Marney Isaac


Canada Research Chair in Agroecosystems and Development

Tier 2 - 2013-10-01
Renewed: 2019-04-01
University of Toronto
Natural Sciences and Engineering

416-287-7276
marney.isaac@utoronto.ca

Research involves


Making agricultural environments more sustainable by measuring plant performance in systems that minimize environmental damage and maximize ecosystem services.

Research relevance


This research will lead to the development of more productive and less environmentally damaging agricultural practices around the world.
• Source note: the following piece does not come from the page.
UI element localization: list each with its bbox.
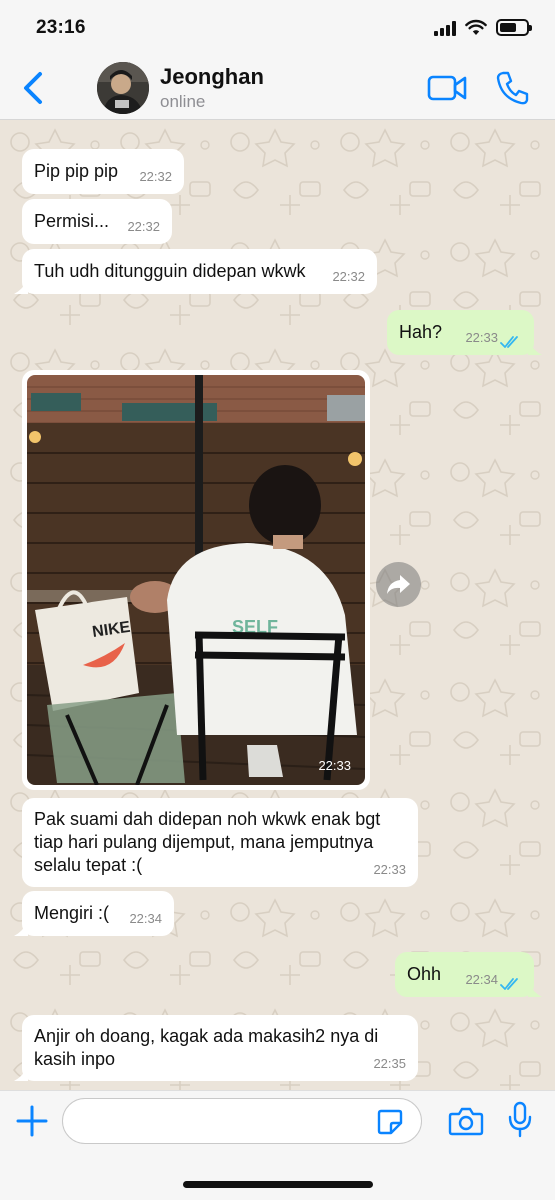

How to Make Agroecosystems Greener


Most of us think of agriculture only as a source of the food that we eat. But current agricultural practices can cause a host of environmental challenges, ranging from overuse of fertilizers, to extensive soil erosion and rapid deforestation. However, innovative approaches to agricultural management can minimize these negative effects and result in environmental and societal benefits.

Dr. Marney Isaac, Canada Research Chair in Agroecosystems and Development, aims to make agriculture more productive, while reducing environmental impacts. She intends to do so by maximizing ecosystem services—benefits, like carbon storage, water-use efficiency, and biodiversity, that can be realized by modifying some agricultural environments.

For example, trees in agricultural fields can cycle soil nutrients, sequester carbon and prevent erosion, as well as contribute to people’s livelihoods. Isaac and her team are measuring tree-crop interactions in order to achieve economic and environmental goals.

With extensive experience in diverse agroecosystems, both in Canada and abroad, Isaac is using a multidisciplinary approach that draws from ecology, soil science, sociology and development studies. Her research is uniquely positioned for understanding the intersection of people and the plants they grow.

Isaac’s research will not only lead to the design of more efficient, resilient, and greener agriculture, but will contribute to our understanding of the links between the biophysical and human aspects of agriculture.